TheAncientGeek comments on Self-Congratulatory Rationalism - Less Wrong

51 Post author: ChrisHallquist 01 March 2014 08:52AM

You are viewing a comment permalink. View the original post to see all comments and the full post content.

Comments (395)

You are viewing a single comment's thread. Show more comments above.

Comment author: TheAncientGeek 17 August 2015 06:46:17PM *  1 point [-]

Ie, its a defeasible assumption. If you fail, you have evidence that it was a dumb comment. Ift you succeed, you have evidence it wasn't. Either way, you have evidence, and you are not sitting in an echo chamber where your beliefs about people's dumbness go forever untested, because you reject out of hand anything that sounds superficially dumb, .or was made by someone you have labelled , however unjustly,as dumb.

Comment author: Lumifer 17 August 2015 08:14:18PM 1 point [-]

your beliefs about people's dumbness go forever untested

That's fine. I have limited information processing capacity -- my opportunity costs for testing other people's dumbness are fairly high.

In the information age I don't see how anyone can operate without the "this is too stupid to waste time on" pre-filter.

Comment author: TheAncientGeek 18 August 2015 07:37:28AM 0 points [-]

The PoC tends to be advised in the context of philosophy, where there is a background assumption of infinite amounts of time to consider things, The resource-constrained version would be to interpret comments charitably once you have, for whatever reason, got into a discussion....with the corollary of reserving some space for "I might be wrong" where you haven't had the resources to test the hypothesis.

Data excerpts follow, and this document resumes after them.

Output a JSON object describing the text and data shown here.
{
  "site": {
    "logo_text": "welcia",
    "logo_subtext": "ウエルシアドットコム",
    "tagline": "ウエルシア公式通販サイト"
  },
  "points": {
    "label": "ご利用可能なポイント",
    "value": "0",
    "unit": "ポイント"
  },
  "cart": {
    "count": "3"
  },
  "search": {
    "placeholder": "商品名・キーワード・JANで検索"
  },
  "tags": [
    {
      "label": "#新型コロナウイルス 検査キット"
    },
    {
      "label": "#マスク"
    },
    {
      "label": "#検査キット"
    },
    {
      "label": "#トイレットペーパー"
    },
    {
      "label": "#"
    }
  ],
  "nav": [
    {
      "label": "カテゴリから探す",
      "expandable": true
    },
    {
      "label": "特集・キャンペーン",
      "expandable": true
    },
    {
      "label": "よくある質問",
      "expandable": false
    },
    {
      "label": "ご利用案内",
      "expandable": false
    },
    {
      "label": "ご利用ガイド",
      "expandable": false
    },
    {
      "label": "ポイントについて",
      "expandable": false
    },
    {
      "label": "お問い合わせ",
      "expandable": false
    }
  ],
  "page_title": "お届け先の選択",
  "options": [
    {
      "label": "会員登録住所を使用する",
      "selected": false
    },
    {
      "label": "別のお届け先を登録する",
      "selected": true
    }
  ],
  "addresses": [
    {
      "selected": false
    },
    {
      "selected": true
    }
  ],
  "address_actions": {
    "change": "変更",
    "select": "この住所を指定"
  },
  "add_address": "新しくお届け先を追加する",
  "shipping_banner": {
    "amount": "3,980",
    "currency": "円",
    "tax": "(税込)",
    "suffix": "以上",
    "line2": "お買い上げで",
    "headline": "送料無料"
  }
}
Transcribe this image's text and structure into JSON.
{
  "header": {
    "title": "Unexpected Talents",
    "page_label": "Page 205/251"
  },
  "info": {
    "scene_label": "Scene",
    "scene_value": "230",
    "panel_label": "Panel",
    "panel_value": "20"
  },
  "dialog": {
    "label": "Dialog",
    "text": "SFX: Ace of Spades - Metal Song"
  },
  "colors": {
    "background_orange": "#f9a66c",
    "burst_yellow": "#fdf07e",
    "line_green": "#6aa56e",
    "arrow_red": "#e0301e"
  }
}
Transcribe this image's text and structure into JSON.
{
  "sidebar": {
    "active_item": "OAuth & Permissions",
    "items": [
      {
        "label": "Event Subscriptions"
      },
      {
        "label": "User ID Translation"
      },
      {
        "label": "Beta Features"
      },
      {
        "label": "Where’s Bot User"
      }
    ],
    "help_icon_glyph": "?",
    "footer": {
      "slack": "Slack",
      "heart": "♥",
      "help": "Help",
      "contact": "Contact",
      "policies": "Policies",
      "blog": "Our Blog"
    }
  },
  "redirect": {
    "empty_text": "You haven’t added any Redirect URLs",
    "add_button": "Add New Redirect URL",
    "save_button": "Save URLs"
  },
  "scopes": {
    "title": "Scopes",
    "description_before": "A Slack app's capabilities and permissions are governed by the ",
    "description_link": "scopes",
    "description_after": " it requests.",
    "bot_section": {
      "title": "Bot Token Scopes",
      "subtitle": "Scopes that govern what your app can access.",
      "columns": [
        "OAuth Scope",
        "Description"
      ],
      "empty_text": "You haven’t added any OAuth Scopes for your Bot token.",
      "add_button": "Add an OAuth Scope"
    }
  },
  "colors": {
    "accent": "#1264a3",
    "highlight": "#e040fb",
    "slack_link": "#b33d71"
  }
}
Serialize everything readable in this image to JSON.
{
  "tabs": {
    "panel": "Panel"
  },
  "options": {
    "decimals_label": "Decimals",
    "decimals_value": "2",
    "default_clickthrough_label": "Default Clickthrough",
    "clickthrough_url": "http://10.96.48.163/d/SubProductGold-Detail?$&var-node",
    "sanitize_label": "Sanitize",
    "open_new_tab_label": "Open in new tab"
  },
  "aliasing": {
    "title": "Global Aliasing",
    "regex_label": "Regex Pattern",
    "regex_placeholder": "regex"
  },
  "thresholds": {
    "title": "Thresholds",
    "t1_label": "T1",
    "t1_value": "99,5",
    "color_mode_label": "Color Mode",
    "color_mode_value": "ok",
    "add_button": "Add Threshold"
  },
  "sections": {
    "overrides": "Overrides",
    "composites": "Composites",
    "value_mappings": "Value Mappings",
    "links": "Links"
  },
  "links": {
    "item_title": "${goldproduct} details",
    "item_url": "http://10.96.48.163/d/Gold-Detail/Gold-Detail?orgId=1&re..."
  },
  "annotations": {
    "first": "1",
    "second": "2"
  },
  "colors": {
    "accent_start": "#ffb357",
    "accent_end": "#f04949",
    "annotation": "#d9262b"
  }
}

Comment author: Lumifer 18 August 2015 02:20:53PM *  0 points [-]

background assumption of infinite amounts of time to consider things

LOL. While ars may be longa, vita is certainly brevis. This is a silly assumption, better suited for theology, perhaps -- it, at least, promises infinte time. :-)

If I were living in English countryside around XVIII century I might have had a different opinion on the matter, but I do not.

interpret comments charitably once you have, for whatever reason, got into a discussion

It's not a binary either-or situation. I am willing to interpret comments charitably according to my (updateable) prior of how knowledgeable, competent, and reasonable the writer is. In some situations I would stop and ponder, in others I would roll my eyes and move on.

Comment author: TheAncientGeek 19 August 2015 06:50:35AM 0 points [-]

Users report that charitable interpretation gives you more evidence for updating than you would have otherwise.

Comment author: TheAncientGeek 25 August 2015 09:40:44AM 0 points [-]

Are you already optimal? How do you know?